The beauty is that it's cheap, incremental, and degrades gracefully: run more iterations for a tall,
wobbly stack; fewer for a couple of loose objects. Accumulate each contact's total impulse across
iterations and clamp the accumulation (impulses can only push, never pull) for stability.
Fixing the overlap: positional correction
Impulses fix velocities, but by the time we detect a collision the objects usually already
overlap a little (they moved into each other during the timestep). Left alone, that
penetration lingers and objects visibly sink. The fix must nudge them apart without secretly injecting
energy (or the sim gains speed from nowhere). Two standard cures:
- Baumgarte stabilisation — feed a fraction \beta of the
penetration depth back as a small extra bias velocity in the impulse solve, so contacts gently
push out over a few frames. Cheap, but the added velocity is real energy, which can cause jitter.
- Split impulse — solve position separately from velocity: use a pseudo
velocity to move bodies out of overlap, but do not let that pseudo-velocity feed back into the
real motion. Removes the penetration with no energy added to the actual dynamics — the modern default.
Both correct only a fraction of the penetration per frame (a "slop" tolerance leaves a tiny
overlap unresolved) so resting contacts don't buzz. The velocity solver makes things bounce right;
the positional solver makes them sit right.
Interactive: how restitution eats bounce height
Each bounce keeps a fraction e of the vertical speed. Since the height
a ball reaches goes as the square of its launch speed
(h \propto v^2), each bounce keeps e^2 of the
height. After n bounces:
h_n = e^{\,2n}\,h_0 \quad\Rightarrow\quad \text{a geometric decay with ratio } e^2.
Drag the e slider and watch the middle curve. Near
e = 1 it barely droops (a superball bounces for ages); near
e = 0.5 it collapses almost at once (each bounce keeps only a quarter of the
height). The faint reference curves are e = 0.9 and
e = 0.5.
The starting height is h_0 = 1. Notice the decay is geometric, not
linear: the drop from bounce 0 to 1 dwarfs the drop from bounce 5 to 6 — which is exactly why a real ball's
bounces get rapidly closer together in time and it seems to "buzz" to a stop.

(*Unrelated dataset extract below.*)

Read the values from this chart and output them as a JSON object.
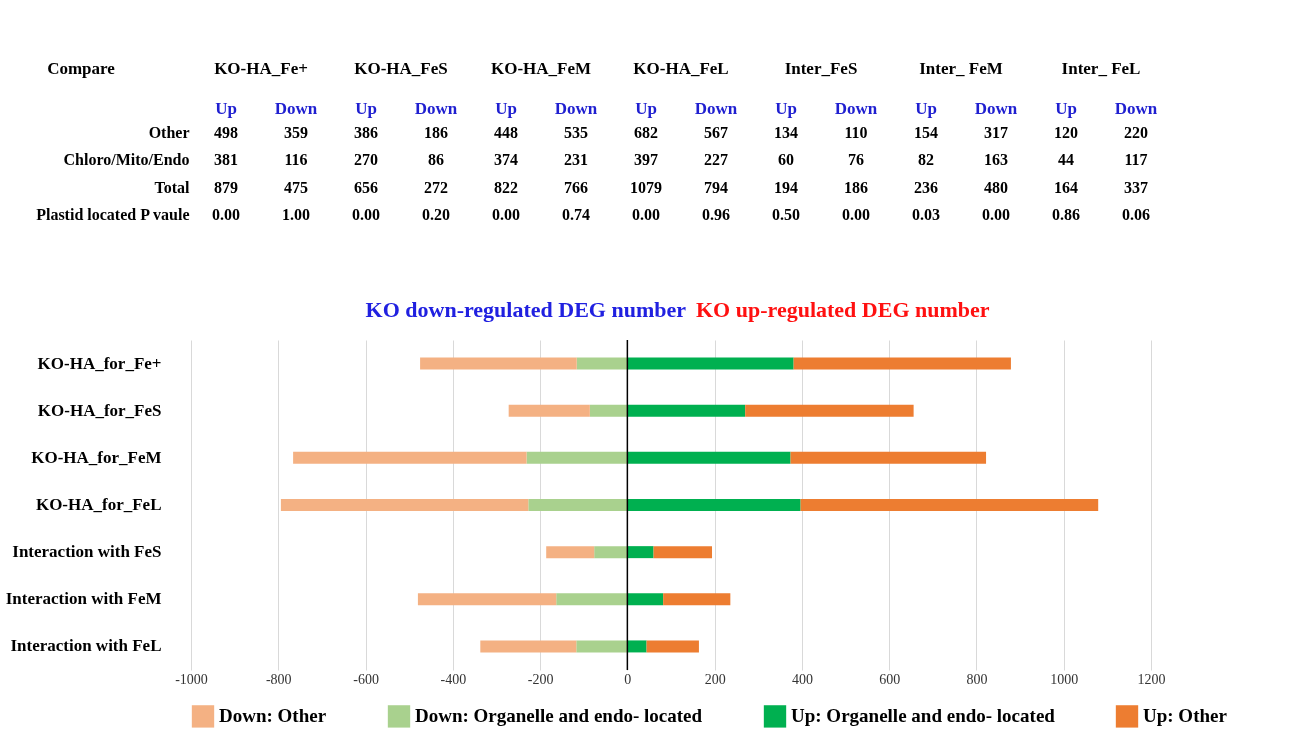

Because they answer two different physical questions. The impulse answers "what should the velocities
become so the objects separate at the right speed?" — a genuine dynamics question with real
momentum exchange. The penetration, by contrast, is a numerical artefact: it only exists because
we advanced time in a finite step and let the objects overlap. If you tried to fix the overlap by adding
velocity, you'd be injecting momentum the physics never called for — the objects would ping apart faster
each frame. Splitting the two (a "split impulse") lets you shove bodies out of overlap geometrically while
leaving their real velocities untouched. It's the difference between correcting a bookkeeping error
and changing the actual bank balance.
Two classic ways to blow up your simulation:
Restitution above 1. The formula happily accepts e > 1, and
it will faithfully make each bounce come back faster than it arrived — the ball climbs higher every
time, kinetic energy grows without bound, and within a few seconds the object rockets off the screen. An
e > 1 is a perpetual-motion machine. Always clamp
e \in [0, 1]; energy is conserved only at e = 1 and
lost for anything less.
One pass over a stack. Resolving contacts one at a time with a single sweep
leaves a tall stack unsolved: fixing the top contact un-fixes the bottom one, so boxes sink into each other,
jitter, and slowly settle. The cure is not a bigger impulse — it's iteration. Run the
sequential-impulse loop several times per frame so the coupled contacts converge together. A stack that
sinks or vibrates is almost always starved of solver iterations.